Coronavírus: neta que se isolou para cuidar da avó morre 13 dias após idosa



CLINICA DA PELE
A estudante de pedagogia Luana de Oliveira, de 35 anos, veio a óbito em decorrência do novo coronavírus 13 dias após a avó morrer da mesma doença. Luana se isolou com a avó, de 83 anos, com o intuito de cuidar da idosa.
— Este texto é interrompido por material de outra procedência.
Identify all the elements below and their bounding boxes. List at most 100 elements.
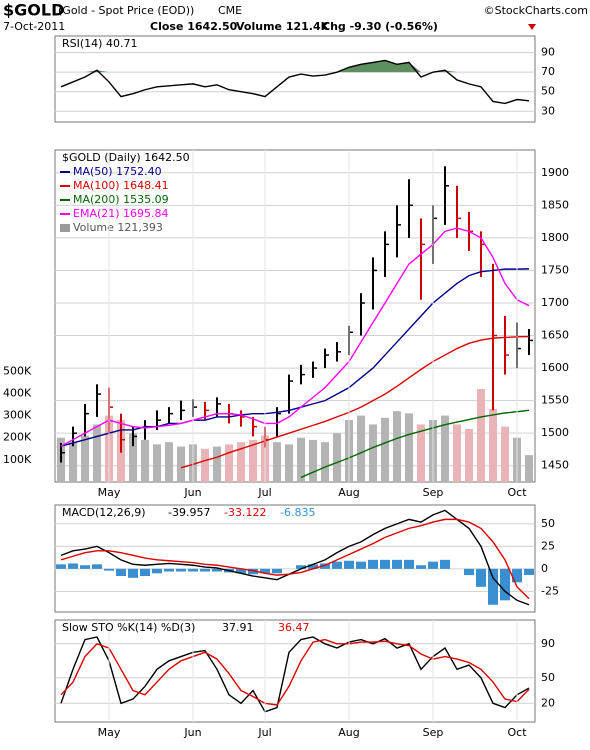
volume-bar [525, 455, 533, 482]
legend-value: -33.122 [224, 506, 266, 519]
series-line [60, 268, 530, 447]
histogram-bar [104, 568, 114, 571]
volume-bar [477, 389, 485, 482]
y-tick-label: 1550 [541, 394, 569, 407]
source: ©StockCharts.com [484, 4, 588, 17]
histogram-bar [260, 568, 270, 574]
legend-value: 37.91 [222, 621, 254, 634]
volume-bar [285, 444, 293, 482]
histogram-bar [416, 565, 426, 569]
panel-title: RSI(14) 40.71 [62, 37, 137, 50]
histogram-bar [428, 561, 438, 569]
volume-bar [489, 408, 497, 482]
y-tick-label: 1650 [541, 329, 569, 342]
y-tick-label: 1900 [541, 166, 569, 179]
histogram-bar [272, 568, 282, 574]
y-tick-label: 50 [541, 517, 555, 530]
legend-value: 36.47 [278, 621, 310, 634]
histogram-bar [164, 568, 174, 572]
histogram-bar [92, 564, 102, 569]
overbought-fill [61, 60, 529, 73]
volume-bar [465, 428, 473, 482]
x-tick-label: Sep [423, 726, 444, 739]
y-tick-label: 1750 [541, 263, 569, 276]
price-frame [54, 149, 536, 483]
histogram-bar [140, 568, 150, 577]
y-tick-label: 0 [541, 562, 548, 575]
histogram-bar [320, 563, 330, 569]
volume-tick-label: 100K [3, 453, 32, 466]
volume-bar [357, 415, 365, 482]
legend-label: MA(50) 1752.40 [73, 165, 162, 178]
panel-title: $GOLD (Daily) 1642.50 [62, 151, 190, 164]
macd-frame [54, 504, 536, 613]
y-tick-label: 70 [541, 65, 555, 78]
volume-bar [93, 424, 101, 482]
y-tick-label: 1500 [541, 426, 569, 439]
x-tick-label: Oct [507, 726, 527, 739]
volume-bar [369, 424, 377, 482]
histogram-bar [380, 559, 390, 569]
legend-label: MA(100) 1648.41 [73, 179, 169, 192]
histogram-bar [344, 560, 354, 569]
histogram-bar [440, 559, 450, 569]
volume-bar [441, 415, 449, 482]
y-tick-label: 1450 [541, 459, 569, 472]
volume-bar [297, 437, 305, 482]
legend-label: Volume 121,393 [73, 221, 163, 234]
volume-tick-label: 500K [3, 364, 32, 377]
histogram-bar [152, 568, 162, 574]
x-tick-label: Jul [257, 726, 271, 739]
x-tick-label: Aug [338, 726, 359, 739]
volume-bar [237, 442, 245, 482]
series-line [60, 59, 530, 105]
histogram-bar [332, 561, 342, 569]
volume-bar [393, 411, 401, 482]
histogram-bar [68, 563, 78, 569]
description: (Gold - Spot Price (EOD)) [58, 4, 194, 17]
legend-swatch [60, 224, 70, 232]
y-tick-label: 1700 [541, 296, 569, 309]
histogram-bar [80, 565, 90, 569]
histogram-bar [476, 568, 486, 587]
histogram-bar [356, 561, 366, 569]
histogram-bar [308, 564, 318, 569]
date: 7-Oct-2011 [3, 20, 65, 33]
x-tick-label: Jul [257, 486, 271, 499]
volume-bar [249, 439, 257, 482]
volume-bar [213, 446, 221, 482]
y-tick-label: 1800 [541, 231, 569, 244]
panel-title: Slow STO %K(14) %D(3) [62, 621, 195, 634]
histogram-bar [488, 568, 498, 605]
histogram-bar [248, 568, 258, 575]
volume-tick-label: 200K [3, 431, 32, 444]
series-line [180, 335, 530, 469]
volume-bar [381, 417, 389, 482]
y-tick-label: 25 [541, 539, 555, 552]
legend-label: MA(200) 1535.09 [73, 193, 169, 206]
histogram-bar [116, 568, 126, 577]
series-line [60, 509, 530, 606]
change: Chg -9.30 (-0.56%) [322, 20, 438, 33]
volume-bar [81, 435, 89, 482]
x-tick-label: May [98, 726, 121, 739]
rsi-frame [54, 35, 536, 123]
volume-bar [201, 448, 209, 482]
volume-bar [225, 444, 233, 482]
histogram-bar [56, 564, 66, 569]
x-tick-label: Jun [183, 726, 201, 739]
histogram-bar [212, 568, 222, 572]
volume-bar [501, 426, 509, 482]
histogram-bar [188, 568, 198, 572]
y-tick-label: 30 [541, 104, 555, 117]
histogram-bar [500, 568, 510, 601]
down-arrow [528, 24, 536, 30]
volume-bar [165, 442, 173, 482]
volume-bar [321, 442, 329, 482]
x-tick-label: Aug [338, 486, 359, 499]
volume-bar [69, 442, 77, 482]
exchange: CME [218, 4, 242, 17]
volume: Volume 121.4K [236, 20, 330, 33]
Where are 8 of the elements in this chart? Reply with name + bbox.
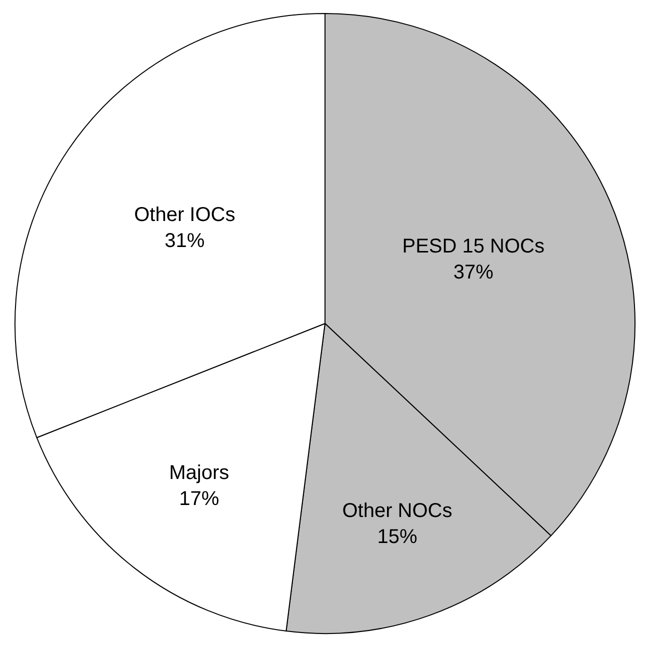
slice-label: Other NOCs bbox=[342, 500, 452, 522]
slice-label: PESD 15 NOCs bbox=[402, 235, 544, 258]
data-label: 37% bbox=[453, 261, 494, 284]
slice-label: Majors bbox=[169, 462, 230, 484]
slice-label: Other IOCs bbox=[134, 204, 236, 226]
data-label: 17% bbox=[179, 488, 220, 510]
data-label: 31% bbox=[164, 230, 205, 252]
data-label: 15% bbox=[377, 526, 418, 548]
A estudante cuidou de Izabel Edimunda Bento de Oliveira desde que ela apresentou os primeiros sintomas.
O irmão de Luana concedeu uma entrevista ao Portal G1. De acordo com ele, avó e neta residiam na comunidade Prainha Branca, em Guarujá-SP. Ainda segundo o relato, Luana fazia parte do grupo de risco e apresentava comorbidades como bronquite e asma. Mesmo assim, a estudante optou por ajudar a avó no tratamento de todas as formas que pudesse.


Após os primeiros casos registrados na comunidades, a idosa foi imeditamente colocada em isolamento. A família de Izabel não sabe informar como a idosa foi contaminada pelo vírus. Após os primeiros sintomas, ela foi encaminhada até o hospital.


“Na tomografia, viram que o nível de acometimento no pulmão não era tão alto, e ela não precisaria de internação, estava aparentemente bem. Poucos dias depois, minha avó foi internada na parte da tarde, e em torno das 21h do dia 23 de junho, faleceu”, relatou o neto.

Após o sepultamento da idosa, Luana começou a apresentar sintomas da Covid-19. Ela testou positivo para a doença e precisou ficar em isolamento. Após dois dias ela foi internada.
A família e a comunidade ficaram abaladas com a morte de Dona Izabel e, já durante o sepultamento, Luana apresentou os primeiros sintomas da doença. A estudante decidiu fazer o exame, que deu positivo para Covid-19. Sem grande acometimento, como explicou o irmão, ela ficou em isolamento domiciliar, mas depois de dois dias precisou ser internada. No dia 6 de junho, Luana veio a óbito, pouco tempo após ser transferida para a Unidade de Terapia Intensiva (UTI).
O irmão de Luana afirma que o hospital não informou à família que a paciente havia sido transferida pra UTI e reclama da demora em atender a irmã. A unidade hospitalar alega que o caso de Luana era grava, devido às comorbidades, e que todo esforço possível foi empenhado.